Unified Framework of Distributional Regret in Multi-Armed Bandits and Reinforcement Learning

We study the distribution of regret in stochastic multi-armed bandits and episodic reinforcement learning through a unified framework. We formalize a \emph{distributional regret bound} as a probabilistic guarantee that holds \emph{uniformly} over all confidence levels $\delta \in (0,1]$, thereby characterizing the regret distribution across the full range of $\delta$. We present a simple UCBVI-style algorithm with exploration bonus $\min{c_{1,k}/N, c_{2,k}/\sqrt{N}}$, where $N$ denotes the visit count and $(c_{1,k},c_{2,k})$ are user-specified parameters. For arbitrary parameter sequences, we derive general gap-independent and gap-dependent distributional regret bounds, yielding a principled characterization of how the parameters control the trade-off between expected performance, tail risk, and instance-dependent behavior.

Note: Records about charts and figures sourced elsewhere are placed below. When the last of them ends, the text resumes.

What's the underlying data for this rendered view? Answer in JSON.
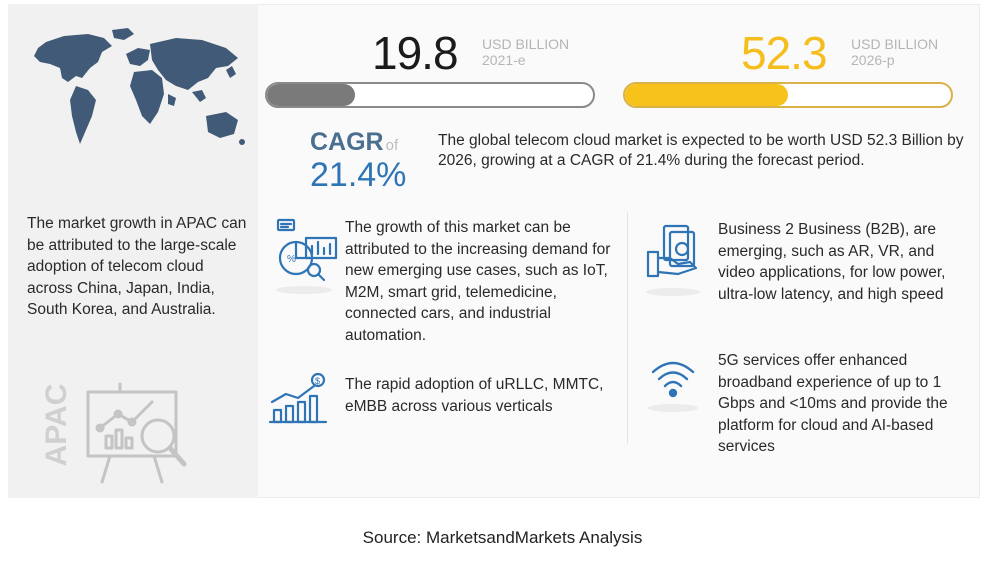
{
  "apac": {
    "description": "The market growth in APAC can be attributed to the large-scale adoption of telecom cloud across China, Japan, India, South Korea, and Australia.",
    "vertical_label": "APAC"
  },
  "stats": {
    "value_2021": "19.8",
    "unit_2021": "USD BILLION",
    "year_2021": "2021-e",
    "value_2026": "52.3",
    "unit_2026": "USD BILLION",
    "year_2026": "2026-p",
    "fill_2021": 0.27,
    "fill_2026": 0.5
  },
  "cagr": {
    "label": "CAGR",
    "of": "of",
    "value": "21.4%",
    "description": "The global telecom cloud market is expected to be worth USD 52.3 Billion by 2026, growing at a CAGR of 21.4% during the forecast period."
  },
  "drivers": {
    "growth": "The growth of this market can be attributed to the increasing demand for new emerging use cases, such as IoT, M2M, smart grid, telemedicine, connected cars, and industrial automation.",
    "adoption": "The rapid adoption of uRLLC, MMTC, eMBB across various verticals",
    "b2b": "Business 2 Business (B2B), are emerging, such as AR, VR, and video applications, for low power, ultra-low latency, and high speed",
    "fiveg": "5G services offer enhanced broadband experience of up to 1 Gbps and <10ms and provide the platform for cloud and AI-based services"
  },
  "source": "Source: MarketsandMarkets Analysis",
  "colors": {
    "accent_yellow": "#f7c21a",
    "accent_blue": "#2f74b5",
    "map_blue": "#415a77",
    "bar_grey": "#7a7a7a"
  }
}
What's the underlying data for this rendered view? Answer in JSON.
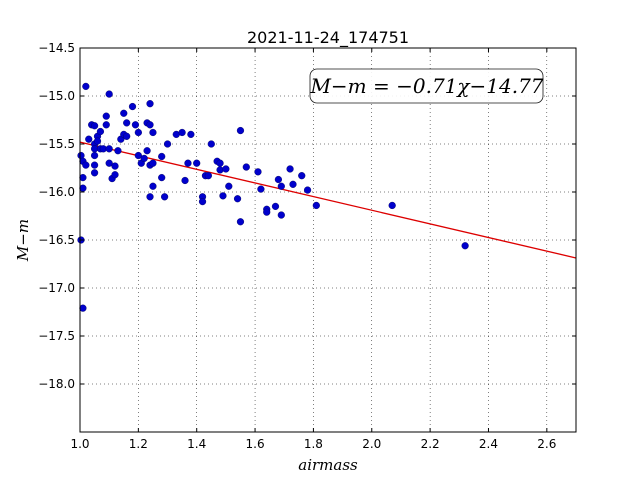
{
  "chart_data": {
    "type": "scatter",
    "title": "2021-11-24_174751",
    "xlabel": "airmass",
    "ylabel": "M−m",
    "annotation": "M−m = −0.71χ−14.77",
    "xlim": [
      1.0,
      2.7
    ],
    "ylim": [
      -18.5,
      -14.5
    ],
    "y_inverted": true,
    "grid": true,
    "grid_style": "dotted",
    "x_ticks": [
      1.0,
      1.2,
      1.4,
      1.6,
      1.8,
      2.0,
      2.2,
      2.4,
      2.6
    ],
    "x_tick_labels": [
      "1.0",
      "1.2",
      "1.4",
      "1.6",
      "1.8",
      "2.0",
      "2.2",
      "2.4",
      "2.6"
    ],
    "y_ticks": [
      -14.5,
      -15.0,
      -15.5,
      -16.0,
      -16.5,
      -17.0,
      -17.5,
      -18.0
    ],
    "y_tick_labels": [
      "−14.5",
      "−15.0",
      "−15.5",
      "−16.0",
      "−16.5",
      "−17.0",
      "−17.5",
      "−18.0"
    ],
    "fit_line": {
      "slope": -0.71,
      "intercept": -14.77,
      "color": "#dd0000"
    },
    "point_color": "#0000cc",
    "points": [
      [
        1.0,
        -16.5
      ],
      [
        1.01,
        -17.21
      ],
      [
        1.02,
        -14.9
      ],
      [
        1.0,
        -15.62
      ],
      [
        1.01,
        -15.68
      ],
      [
        1.02,
        -15.72
      ],
      [
        1.01,
        -15.85
      ],
      [
        1.01,
        -15.96
      ],
      [
        1.03,
        -15.45
      ],
      [
        1.04,
        -15.3
      ],
      [
        1.05,
        -15.31
      ],
      [
        1.05,
        -15.5
      ],
      [
        1.05,
        -15.55
      ],
      [
        1.05,
        -15.62
      ],
      [
        1.05,
        -15.72
      ],
      [
        1.05,
        -15.8
      ],
      [
        1.06,
        -15.42
      ],
      [
        1.06,
        -15.47
      ],
      [
        1.07,
        -15.37
      ],
      [
        1.07,
        -15.55
      ],
      [
        1.08,
        -15.55
      ],
      [
        1.09,
        -15.21
      ],
      [
        1.09,
        -15.3
      ],
      [
        1.1,
        -15.55
      ],
      [
        1.1,
        -15.7
      ],
      [
        1.1,
        -14.98
      ],
      [
        1.11,
        -15.86
      ],
      [
        1.12,
        -15.82
      ],
      [
        1.12,
        -15.73
      ],
      [
        1.13,
        -15.57
      ],
      [
        1.14,
        -15.45
      ],
      [
        1.15,
        -15.18
      ],
      [
        1.15,
        -15.4
      ],
      [
        1.16,
        -15.42
      ],
      [
        1.16,
        -15.28
      ],
      [
        1.18,
        -15.11
      ],
      [
        1.19,
        -15.3
      ],
      [
        1.2,
        -15.38
      ],
      [
        1.2,
        -15.62
      ],
      [
        1.21,
        -15.7
      ],
      [
        1.22,
        -15.65
      ],
      [
        1.23,
        -15.28
      ],
      [
        1.23,
        -15.57
      ],
      [
        1.24,
        -15.3
      ],
      [
        1.24,
        -15.08
      ],
      [
        1.24,
        -15.72
      ],
      [
        1.24,
        -16.05
      ],
      [
        1.25,
        -15.94
      ],
      [
        1.25,
        -15.7
      ],
      [
        1.25,
        -15.38
      ],
      [
        1.28,
        -15.63
      ],
      [
        1.28,
        -15.85
      ],
      [
        1.29,
        -16.05
      ],
      [
        1.3,
        -15.5
      ],
      [
        1.33,
        -15.4
      ],
      [
        1.35,
        -15.38
      ],
      [
        1.36,
        -15.88
      ],
      [
        1.37,
        -15.7
      ],
      [
        1.38,
        -15.4
      ],
      [
        1.4,
        -15.7
      ],
      [
        1.42,
        -16.05
      ],
      [
        1.42,
        -16.1
      ],
      [
        1.43,
        -15.83
      ],
      [
        1.44,
        -15.83
      ],
      [
        1.45,
        -15.5
      ],
      [
        1.47,
        -15.68
      ],
      [
        1.48,
        -15.77
      ],
      [
        1.48,
        -15.7
      ],
      [
        1.49,
        -16.04
      ],
      [
        1.5,
        -15.76
      ],
      [
        1.51,
        -15.94
      ],
      [
        1.54,
        -16.07
      ],
      [
        1.55,
        -15.36
      ],
      [
        1.55,
        -16.31
      ],
      [
        1.57,
        -15.74
      ],
      [
        1.61,
        -15.79
      ],
      [
        1.62,
        -15.97
      ],
      [
        1.64,
        -16.18
      ],
      [
        1.64,
        -16.21
      ],
      [
        1.67,
        -16.15
      ],
      [
        1.68,
        -15.87
      ],
      [
        1.69,
        -16.24
      ],
      [
        1.69,
        -15.94
      ],
      [
        1.72,
        -15.76
      ],
      [
        1.73,
        -15.92
      ],
      [
        1.76,
        -15.83
      ],
      [
        1.78,
        -15.98
      ],
      [
        1.81,
        -16.14
      ],
      [
        2.07,
        -16.14
      ],
      [
        2.32,
        -16.56
      ]
    ]
  }
}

In particular, our bounds achieve optimal trade-offs between expected and distributional regret in both minimax and instance-dependent regimes. As a special case, for multi-armed bandits with $A$ arms and horizon $T$, we obtain a distributional regret bound of order $\mathcal{O}\big(\sqrt{AT}\log(1/\delta)\big)$, confirming the conjecture of Lattimore and Szepesvári (2020, Section 17.1) for the first time.